愛犬が、尿石症になったらとても不安ですよね。
本記事では、犬のストルバイト尿石の治療で使えるフードとおやつを、ペット栄養管理士の筆者が解説していきます。

※参考記事:ストルバイト尿石ができやすくなる要因

犬のストルバイト尿石の治療フードに必要な条件

犬のストルバイト尿石の治療の基本は「フード」と「抗生剤」です。

かつ、犬のストルバイト尿石の治療には2つの場面があります。

①体内にあるストルバイト尿石を溶かす場面

②ストルバイト尿石が新たにできないようにする予防の場面

 

ちなみにどちらの場面においてポイントは大まかには以下の条件が必要です。

ストルバイト尿石の治療フードに必要な条件

  • リン、アンモニア、マグネシウムが少ない
  • 尿のpHを酸性にできる

 

「溶かしたい」のか、「予防したいのか」によって、必要なレベル(リンの少なさなど)も変わってきます。

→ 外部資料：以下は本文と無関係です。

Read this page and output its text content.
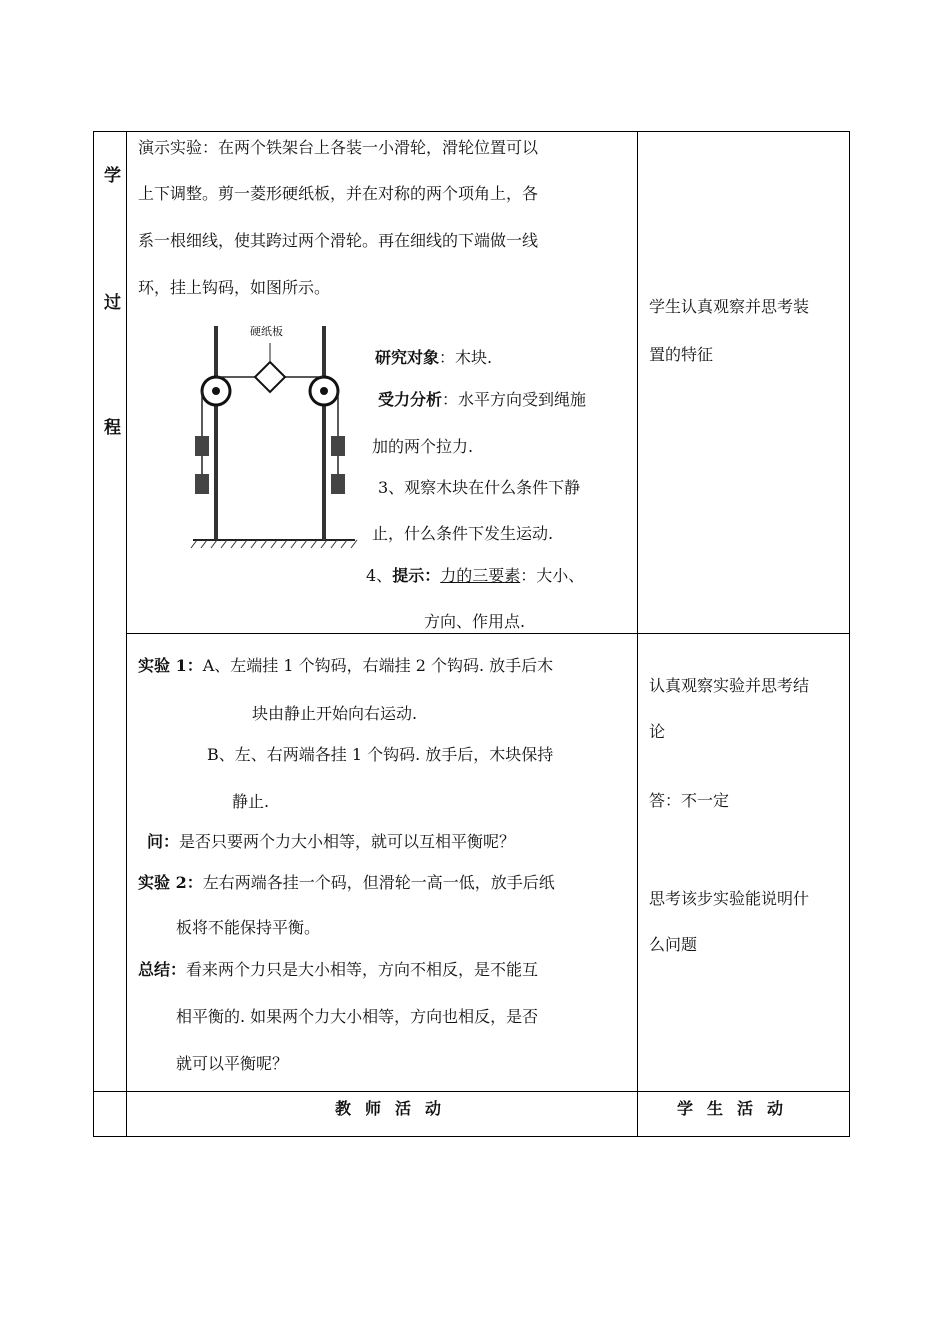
学
过
程
演示实验：在两个铁架台上各装一小滑轮，滑轮位置可以
上下调整。剪一菱形硬纸板，并在对称的两个项角上，各
系一根细线，使其跨过两个滑轮。再在细线的下端做一线
环，挂上钩码，如图所示。
硬纸板
研究对象：木块.
受力分析：水平方向受到绳施
加的两个拉力.
3、观察木块在什么条件下静
止，什么条件下发生运动.
4、提示：力的三要素：大小、
方向、作用点.
学生认真观察并思考装
置的特征
实验 1：A、左端挂 1 个钩码，右端挂 2 个钩码. 放手后木
块由静止开始向右运动.
B、左、右两端各挂 1 个钩码. 放手后，木块保持
静止.
问：是否只要两个力大小相等，就可以互相平衡呢？
实验 2：左右两端各挂一个码，但滑轮一高一低，放手后纸
板将不能保持平衡。
总结：看来两个力只是大小相等，方向不相反，是不能互
相平衡的. 如果两个力大小相等，方向也相反，是否
就可以平衡呢？
认真观察实验并思考结
论
答：不一定
思考该步实验能说明什
么问题
教师活动	学生活动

たとえば、「一刻も早く溶かしたい!」という状況なら、以下のようなものを選ぶべきです。

  • リンやマグネシウムが最小限
  • 尿のpHをかなり酸性にする

分かりやすく言うと「強力なフード」を使うイメージですね。

 

一方、「最近は症状が落ち着いているから、予防レベルでいい」ということなら、以下のようなものが選択肢になります。

  • リンやマグネシウムは「一般食より少なければいい。
  • 尿のpHも弱酸性くらいになればいい。

どちらかというと、「マイルドなフード」という感じです。

 

飼い主さん
なるほどー。
でもどっちにしても強力なフード(溶かすフード)を使っておけば、間違いないんじゃないの?

 

尿石を溶かす=今までの体内の環境を変える、ということです。体への反動もあるため、強力なフードを長期間与えることは向いていません。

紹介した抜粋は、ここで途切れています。